Second, it's pretty easy to not do combat at that level. How much depends in your ST, but even for pretty hardline "I'm going to run the world as full of extremely competent people" ST's there's plenty for players who aren't at max mundane skill level to face, and at most it means that certain high level fights need to be avoided or set up in such a way that it's not a white room fight. I mean, remember, non-solars exist in the game, and they have lower dice limits. The fact that they can overcome challenges means that the Maximum solar dice cap isn't strictly necessary. Hell, mortals are a thing, and they too can overcome stuff. It makes combat easier, especially against weaker foes, but that doesn't need to be a given.
This is especially true if one person on the team is combat focused. Yes, they're combat focused and will be able to fight things evenly that you can't. That doesn't mean that suddenly you need to get to their level. That just means that you won't be fighting the same things that they are evenly.
Yes, a lot of people will go 5+5+3 with large combat suites, but that's because a lot of people find combat, or the idea of combat, fun, and thus want to be able to do a lot in combat.

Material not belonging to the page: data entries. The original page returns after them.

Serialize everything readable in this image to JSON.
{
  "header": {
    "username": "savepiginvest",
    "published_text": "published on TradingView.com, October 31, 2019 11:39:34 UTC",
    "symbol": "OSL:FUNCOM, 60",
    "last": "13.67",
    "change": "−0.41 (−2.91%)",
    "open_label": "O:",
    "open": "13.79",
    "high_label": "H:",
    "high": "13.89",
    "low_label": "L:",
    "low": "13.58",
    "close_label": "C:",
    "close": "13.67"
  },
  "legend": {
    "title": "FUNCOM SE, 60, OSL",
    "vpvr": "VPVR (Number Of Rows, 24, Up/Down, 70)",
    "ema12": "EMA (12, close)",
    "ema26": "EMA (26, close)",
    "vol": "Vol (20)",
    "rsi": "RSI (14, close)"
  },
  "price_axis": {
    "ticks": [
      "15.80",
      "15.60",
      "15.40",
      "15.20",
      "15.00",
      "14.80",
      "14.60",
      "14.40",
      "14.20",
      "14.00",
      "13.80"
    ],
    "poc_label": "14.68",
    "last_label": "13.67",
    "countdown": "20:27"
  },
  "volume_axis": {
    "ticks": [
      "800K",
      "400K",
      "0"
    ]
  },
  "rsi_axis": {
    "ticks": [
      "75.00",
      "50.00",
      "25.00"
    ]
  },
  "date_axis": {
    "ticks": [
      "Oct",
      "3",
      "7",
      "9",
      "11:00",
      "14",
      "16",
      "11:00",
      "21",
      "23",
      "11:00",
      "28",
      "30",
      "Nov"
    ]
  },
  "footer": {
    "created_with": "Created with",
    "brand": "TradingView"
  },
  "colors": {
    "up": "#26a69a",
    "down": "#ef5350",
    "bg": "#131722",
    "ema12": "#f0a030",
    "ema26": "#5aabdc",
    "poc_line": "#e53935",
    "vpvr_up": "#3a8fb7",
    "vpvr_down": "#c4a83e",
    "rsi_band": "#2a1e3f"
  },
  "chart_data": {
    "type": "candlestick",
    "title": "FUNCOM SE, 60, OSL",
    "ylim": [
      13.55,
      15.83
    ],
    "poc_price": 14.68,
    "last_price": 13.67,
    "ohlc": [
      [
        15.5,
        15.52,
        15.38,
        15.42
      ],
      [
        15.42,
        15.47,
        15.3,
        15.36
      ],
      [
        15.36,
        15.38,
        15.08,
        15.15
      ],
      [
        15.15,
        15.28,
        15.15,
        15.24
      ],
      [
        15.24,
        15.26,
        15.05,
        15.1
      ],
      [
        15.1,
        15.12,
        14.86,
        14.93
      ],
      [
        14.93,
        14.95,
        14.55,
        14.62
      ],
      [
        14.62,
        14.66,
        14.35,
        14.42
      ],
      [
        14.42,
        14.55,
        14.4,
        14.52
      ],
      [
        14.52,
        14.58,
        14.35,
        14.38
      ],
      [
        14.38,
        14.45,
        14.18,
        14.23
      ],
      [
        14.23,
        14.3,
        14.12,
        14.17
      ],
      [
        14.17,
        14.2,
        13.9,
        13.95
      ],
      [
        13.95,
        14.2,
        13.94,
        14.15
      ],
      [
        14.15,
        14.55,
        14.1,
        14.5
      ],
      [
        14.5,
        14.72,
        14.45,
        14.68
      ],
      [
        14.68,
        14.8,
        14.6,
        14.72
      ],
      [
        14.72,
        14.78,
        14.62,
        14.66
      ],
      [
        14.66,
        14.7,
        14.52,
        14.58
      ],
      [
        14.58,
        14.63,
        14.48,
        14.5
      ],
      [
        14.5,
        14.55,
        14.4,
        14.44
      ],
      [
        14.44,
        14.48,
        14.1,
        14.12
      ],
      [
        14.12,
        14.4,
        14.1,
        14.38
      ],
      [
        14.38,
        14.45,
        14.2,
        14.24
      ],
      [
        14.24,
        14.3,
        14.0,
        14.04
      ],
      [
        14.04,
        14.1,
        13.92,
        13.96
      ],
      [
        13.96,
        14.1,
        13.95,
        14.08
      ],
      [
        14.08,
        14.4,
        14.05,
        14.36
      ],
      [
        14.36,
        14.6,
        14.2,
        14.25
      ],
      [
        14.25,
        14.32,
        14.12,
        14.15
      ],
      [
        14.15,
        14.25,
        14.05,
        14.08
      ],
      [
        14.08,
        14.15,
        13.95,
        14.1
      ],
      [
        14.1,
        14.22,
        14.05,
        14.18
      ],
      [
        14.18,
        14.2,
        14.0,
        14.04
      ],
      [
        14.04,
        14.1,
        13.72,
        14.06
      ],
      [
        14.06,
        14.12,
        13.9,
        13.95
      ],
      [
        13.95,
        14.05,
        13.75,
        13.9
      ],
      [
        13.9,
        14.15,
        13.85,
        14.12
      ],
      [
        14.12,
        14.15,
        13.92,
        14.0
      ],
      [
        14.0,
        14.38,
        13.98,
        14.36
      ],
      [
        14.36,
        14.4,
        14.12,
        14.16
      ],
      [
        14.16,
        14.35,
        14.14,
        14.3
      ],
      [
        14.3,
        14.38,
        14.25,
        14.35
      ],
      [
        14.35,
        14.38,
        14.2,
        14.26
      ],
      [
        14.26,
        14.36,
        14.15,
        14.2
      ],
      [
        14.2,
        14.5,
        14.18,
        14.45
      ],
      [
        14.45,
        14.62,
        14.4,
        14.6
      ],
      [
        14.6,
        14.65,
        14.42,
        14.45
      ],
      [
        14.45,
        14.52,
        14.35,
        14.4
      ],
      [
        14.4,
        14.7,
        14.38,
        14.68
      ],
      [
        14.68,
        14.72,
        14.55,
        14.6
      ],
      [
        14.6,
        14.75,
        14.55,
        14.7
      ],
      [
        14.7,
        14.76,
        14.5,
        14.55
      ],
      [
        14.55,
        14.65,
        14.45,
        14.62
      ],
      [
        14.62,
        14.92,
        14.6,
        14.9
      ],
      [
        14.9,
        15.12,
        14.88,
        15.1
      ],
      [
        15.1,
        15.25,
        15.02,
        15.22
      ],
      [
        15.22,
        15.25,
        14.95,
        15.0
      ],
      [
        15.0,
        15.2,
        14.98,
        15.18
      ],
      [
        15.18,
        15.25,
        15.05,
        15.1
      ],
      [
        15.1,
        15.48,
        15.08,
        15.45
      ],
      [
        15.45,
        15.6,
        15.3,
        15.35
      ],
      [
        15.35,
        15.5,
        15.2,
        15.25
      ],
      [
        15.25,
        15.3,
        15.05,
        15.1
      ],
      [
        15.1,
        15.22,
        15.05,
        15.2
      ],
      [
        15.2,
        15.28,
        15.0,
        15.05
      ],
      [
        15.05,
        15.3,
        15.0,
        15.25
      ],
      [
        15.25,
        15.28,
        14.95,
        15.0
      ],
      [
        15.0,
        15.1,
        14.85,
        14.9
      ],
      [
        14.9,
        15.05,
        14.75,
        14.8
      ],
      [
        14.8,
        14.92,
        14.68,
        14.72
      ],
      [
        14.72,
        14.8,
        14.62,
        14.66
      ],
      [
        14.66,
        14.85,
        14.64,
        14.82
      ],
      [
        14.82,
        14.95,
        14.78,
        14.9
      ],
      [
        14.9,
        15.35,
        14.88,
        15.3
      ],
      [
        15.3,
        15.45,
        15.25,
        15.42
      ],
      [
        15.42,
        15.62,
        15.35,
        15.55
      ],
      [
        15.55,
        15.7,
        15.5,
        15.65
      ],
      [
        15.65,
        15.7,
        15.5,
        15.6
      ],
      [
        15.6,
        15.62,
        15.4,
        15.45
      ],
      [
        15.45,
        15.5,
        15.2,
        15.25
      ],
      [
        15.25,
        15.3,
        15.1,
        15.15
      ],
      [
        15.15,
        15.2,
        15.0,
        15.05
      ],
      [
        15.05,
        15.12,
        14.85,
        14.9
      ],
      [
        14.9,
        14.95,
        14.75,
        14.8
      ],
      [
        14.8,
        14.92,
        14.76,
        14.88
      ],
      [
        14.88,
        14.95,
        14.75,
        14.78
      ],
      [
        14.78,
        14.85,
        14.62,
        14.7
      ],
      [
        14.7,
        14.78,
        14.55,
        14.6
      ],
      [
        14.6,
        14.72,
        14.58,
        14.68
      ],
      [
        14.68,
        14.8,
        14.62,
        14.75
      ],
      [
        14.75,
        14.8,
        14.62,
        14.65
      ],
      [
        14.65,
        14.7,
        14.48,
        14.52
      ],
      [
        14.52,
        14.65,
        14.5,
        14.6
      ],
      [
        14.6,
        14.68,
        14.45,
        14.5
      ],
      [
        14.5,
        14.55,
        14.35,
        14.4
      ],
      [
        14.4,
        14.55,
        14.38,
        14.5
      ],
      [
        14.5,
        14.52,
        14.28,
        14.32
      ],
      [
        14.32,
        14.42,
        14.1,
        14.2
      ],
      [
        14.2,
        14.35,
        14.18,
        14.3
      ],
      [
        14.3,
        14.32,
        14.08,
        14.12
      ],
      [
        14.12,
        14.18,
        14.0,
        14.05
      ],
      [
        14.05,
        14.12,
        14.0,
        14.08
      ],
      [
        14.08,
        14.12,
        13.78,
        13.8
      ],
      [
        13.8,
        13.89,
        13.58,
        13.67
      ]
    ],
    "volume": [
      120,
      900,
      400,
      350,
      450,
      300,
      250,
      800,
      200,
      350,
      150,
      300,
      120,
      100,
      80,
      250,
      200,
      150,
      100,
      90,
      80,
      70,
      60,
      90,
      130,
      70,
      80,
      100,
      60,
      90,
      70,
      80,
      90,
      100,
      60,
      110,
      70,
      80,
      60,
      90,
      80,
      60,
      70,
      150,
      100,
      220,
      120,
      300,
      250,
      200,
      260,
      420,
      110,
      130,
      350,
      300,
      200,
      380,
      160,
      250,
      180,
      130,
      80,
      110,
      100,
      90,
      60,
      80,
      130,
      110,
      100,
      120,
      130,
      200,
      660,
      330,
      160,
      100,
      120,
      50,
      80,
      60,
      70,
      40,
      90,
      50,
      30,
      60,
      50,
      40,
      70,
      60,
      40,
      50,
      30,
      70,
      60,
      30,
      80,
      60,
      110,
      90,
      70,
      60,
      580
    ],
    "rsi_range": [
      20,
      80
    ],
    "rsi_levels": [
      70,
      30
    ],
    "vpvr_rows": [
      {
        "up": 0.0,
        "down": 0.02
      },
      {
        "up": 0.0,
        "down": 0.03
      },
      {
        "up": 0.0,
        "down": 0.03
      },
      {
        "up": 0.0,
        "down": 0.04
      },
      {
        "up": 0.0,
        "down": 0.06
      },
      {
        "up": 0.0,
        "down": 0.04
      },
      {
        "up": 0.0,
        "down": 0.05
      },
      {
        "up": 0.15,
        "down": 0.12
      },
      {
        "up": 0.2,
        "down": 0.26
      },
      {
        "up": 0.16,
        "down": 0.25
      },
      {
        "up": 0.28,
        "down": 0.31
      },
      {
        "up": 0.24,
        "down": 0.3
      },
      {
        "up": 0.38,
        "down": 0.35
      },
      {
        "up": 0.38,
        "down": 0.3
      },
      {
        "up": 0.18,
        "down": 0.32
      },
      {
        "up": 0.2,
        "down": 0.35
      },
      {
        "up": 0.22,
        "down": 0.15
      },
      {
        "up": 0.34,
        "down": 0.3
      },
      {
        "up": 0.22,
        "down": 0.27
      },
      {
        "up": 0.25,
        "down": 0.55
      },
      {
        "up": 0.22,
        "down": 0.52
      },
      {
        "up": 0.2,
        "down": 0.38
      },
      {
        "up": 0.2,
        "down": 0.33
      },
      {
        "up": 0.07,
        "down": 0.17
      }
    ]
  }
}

An actual samurai would be skilled in Melee and Archery. Achilles invested in Melee and Thrown. I can continue, but instead I will just acknowledge that, yes, this can be a problem, because despite real-life examples almost always have two ways they used weapons we tend to just invest in one, but it's part of why the Martial keyword was created.
I know I don't have to tell you this, but to make a point: don't forget War, Athletics, Awareness, Dodge, Ride, and Resistance at minimum.
Combat skills are important for combat, yes. But if you had a character who was 100% in Melee and a character who also had a mix of other combat related skills, well, I could easily see the more rounded character doing significantly better (hell, in 2ed the 2/7 filter relies on some of those other abilities).